Competition will continue to exist in the hosted computing industry for many years as an overwhelming breadth of media and services shocks the human race with an information overload. Cultures will specialize and form media, financial, and service niches. Interfaces will develop to increase speed and resolution until we can no longer tell the difference.

Irrational exuberance and other drivers of economic growth in the information age

Alan Greenspan, the Federal Reserve Chairman, once labeled the nation’s sentiment as one of “irrational exuberance”, and subsequently tightened monetary policy to prevent an overheating economy. It seems pretty clear, however, that this period of optimism and growth was one of the most important periods of technical and social development in human history. New business possibilities, medical breakthroughs, and communications tools mark this period, and drove the exuberance. I propose that the exuberance is not irrational at all. In fact, I believe that the market was correct to be excited about the potential of recent technological advancements.

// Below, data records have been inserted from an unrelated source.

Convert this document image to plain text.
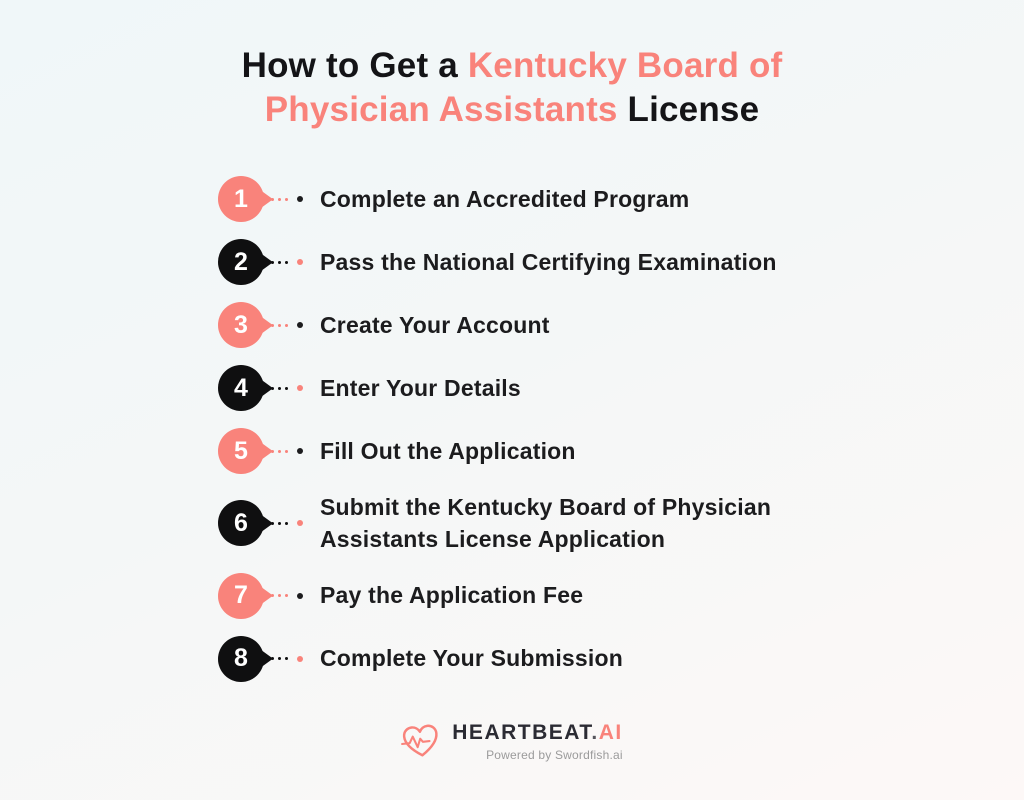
How to Get a Kentucky Board of
Physician Assistants License
1	Complete an Accredited Program
2	Pass the National Certifying Examination
3	Create Your Account
4	Enter Your Details
5	Fill Out the Application
6
Submit the Kentucky Board of Physician Assistants License Application
7	Pay the Application Fee
8	Complete Your Submission
HEARTBEAT.AI
Powered by Swordfish.ai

Value and growth are not necessarily measured best when viewed in dollar terms, and the period of time when a company commercializes its non-financial value can often be many years. Take Geocities for example. This is a company with negligible financial assets, yet was purchased by Yahoo for more than $5 billion… yes. Was that irrational? Or does Yahoo know something that Greenspan does not? There is significant value in information and habit. Information is the better-than-money bits that translate to utility in the information age. Habit is what brings customers back, and signals the acquisition of and demand for future information.

Ok, then how should the Fed think about economic growth? How should they consider information assets in the optimization model for the welfare of Americans? I think that, for the most part, the financial markets do a decent job of evaluating information assets; we see the widening distribution of P/E ratios in public company market capitalizations as investors placing value on non-financial assets. It is not absurd to think that investors are placing large value on the information assets that do not play a role in the traditional valuation models used for equities. Additionally, economic growth can go up without creating inflation as long as productivity increases enough.

Now that the Fed has loosened rates by a full 1% in less than a month, I think that they are attempting to re-ignite the ‘growth’ that marked most of the 1990s. That is not to say that they are looking to raise the level of the stock markets, or increase economic growth beyond 3-4%, but that they will try to create an environment where technical and social development is optimal. Inflation tends to fall as productivity increases, all else equal. I hope that the Fed begins to use their power to encourage gains in productivity as a vehicle to offset inflation under historically high economic growth rates.